The North Korea-linked APT group Sapphire Sleet (aka APT38, BlueNoroff, CageyChameleon, and CryptoCore) is considered a sub-group of the popular Lazarus APT group. The APT group’s campaigns focus on cryptocurrency exchanges, venture capital firms, and banks.
Microsoft researchers warn of a new social engineering campaign aimed at IT job seekers that relied on a new cluster of bogus skills assessment portals.
“The threat actor that Microsoft tracks as Sapphire Sleet, known for cryptocurrency theft via social engineering, has in the past few weeks created new websites masquerading as skills assessment portals, marking a shift in the persistent actor’s tactics.” warns Microsoft through a series of posts on X.
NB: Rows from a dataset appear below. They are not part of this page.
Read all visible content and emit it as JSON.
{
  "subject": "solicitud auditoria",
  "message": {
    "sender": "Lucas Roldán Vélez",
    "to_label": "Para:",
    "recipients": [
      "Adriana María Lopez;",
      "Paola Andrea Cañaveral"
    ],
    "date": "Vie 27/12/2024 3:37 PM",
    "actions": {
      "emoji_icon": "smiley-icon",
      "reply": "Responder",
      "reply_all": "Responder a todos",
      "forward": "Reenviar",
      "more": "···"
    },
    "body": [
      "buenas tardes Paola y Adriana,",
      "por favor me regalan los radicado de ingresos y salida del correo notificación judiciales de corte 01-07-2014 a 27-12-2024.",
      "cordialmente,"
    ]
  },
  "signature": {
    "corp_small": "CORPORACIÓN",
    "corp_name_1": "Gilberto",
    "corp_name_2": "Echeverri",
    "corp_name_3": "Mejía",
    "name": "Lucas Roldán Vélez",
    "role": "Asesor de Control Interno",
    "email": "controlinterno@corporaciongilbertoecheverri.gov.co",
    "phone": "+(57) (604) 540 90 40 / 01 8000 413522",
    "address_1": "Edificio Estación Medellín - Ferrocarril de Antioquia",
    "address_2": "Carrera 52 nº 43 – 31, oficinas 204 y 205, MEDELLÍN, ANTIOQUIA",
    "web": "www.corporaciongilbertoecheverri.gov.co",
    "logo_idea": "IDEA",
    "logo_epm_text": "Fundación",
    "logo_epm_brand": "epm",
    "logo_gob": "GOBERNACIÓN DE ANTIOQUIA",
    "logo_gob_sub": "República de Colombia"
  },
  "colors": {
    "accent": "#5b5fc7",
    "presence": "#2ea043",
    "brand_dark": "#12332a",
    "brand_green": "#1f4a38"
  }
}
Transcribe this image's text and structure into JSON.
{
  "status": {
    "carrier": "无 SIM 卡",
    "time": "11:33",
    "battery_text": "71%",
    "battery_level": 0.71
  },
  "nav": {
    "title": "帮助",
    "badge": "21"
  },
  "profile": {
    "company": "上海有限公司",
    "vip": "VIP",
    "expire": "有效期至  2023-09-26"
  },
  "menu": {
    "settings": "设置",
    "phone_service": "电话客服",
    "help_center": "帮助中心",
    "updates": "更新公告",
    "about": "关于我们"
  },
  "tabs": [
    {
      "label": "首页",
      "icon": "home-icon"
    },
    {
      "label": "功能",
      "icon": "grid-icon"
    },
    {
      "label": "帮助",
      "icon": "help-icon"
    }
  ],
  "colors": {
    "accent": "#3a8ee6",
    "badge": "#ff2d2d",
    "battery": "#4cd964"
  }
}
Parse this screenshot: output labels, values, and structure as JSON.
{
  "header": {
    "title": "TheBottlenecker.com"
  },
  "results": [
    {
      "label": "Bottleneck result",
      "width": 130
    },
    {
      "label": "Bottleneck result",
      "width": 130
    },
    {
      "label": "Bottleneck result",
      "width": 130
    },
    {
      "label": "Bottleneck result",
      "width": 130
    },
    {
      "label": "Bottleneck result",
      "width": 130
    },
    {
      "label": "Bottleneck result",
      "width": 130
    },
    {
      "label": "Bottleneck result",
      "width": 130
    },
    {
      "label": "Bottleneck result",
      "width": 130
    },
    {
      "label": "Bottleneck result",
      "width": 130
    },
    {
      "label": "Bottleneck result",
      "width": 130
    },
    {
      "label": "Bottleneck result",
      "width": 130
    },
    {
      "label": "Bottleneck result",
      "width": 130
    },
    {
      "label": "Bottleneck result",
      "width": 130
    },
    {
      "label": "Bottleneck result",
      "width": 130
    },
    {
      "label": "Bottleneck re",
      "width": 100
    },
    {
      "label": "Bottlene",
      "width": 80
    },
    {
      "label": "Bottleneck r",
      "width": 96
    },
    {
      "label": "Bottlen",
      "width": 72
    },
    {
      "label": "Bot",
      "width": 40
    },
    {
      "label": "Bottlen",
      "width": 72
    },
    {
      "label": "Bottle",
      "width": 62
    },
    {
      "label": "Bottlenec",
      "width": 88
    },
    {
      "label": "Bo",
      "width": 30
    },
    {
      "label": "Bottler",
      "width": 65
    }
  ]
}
In the past, Sapphire Sleet was observed using platforms like LinkedIn and employed lures related to skills assessment. Once established communication with the victims, the threat actors move it to other platforms, like instant messaging apps or email.
Sapphire Sleet sent weaponized attachments directly or used links to pages hosted on legitimate websites like GitHub. Microsoft experts believe that after it uncovered Sapphire Sleet’s tactics, the APT group switched to new attack techniques by creating its own websites.
The group created multiple domains to trick recruiters into registering for an account.
Researchers from Jamf Threat Labs recently discovered a new macOS malware strain dubbed ObjCShellz and attributed it to North Korea-linked APT BlueNoroff. The experts noticed that the ObjCShellz malware shares similarities with the RustBucket malware campaign associated with the BlueNoroff APT group.
The researchers have yet to determine which were the victims of the ObjCShellz attacks, however, the choice of using a domain similar to the one of a legitimate exchange suggests that threat actors targeted an entity or an individual with an interest in the crypto currency sector.
Recently Elastic Security Labs reported that North Korea-linked Lazarus APT group was spotted using new KandyKorn macOS malware in attacks against blockchain engineers.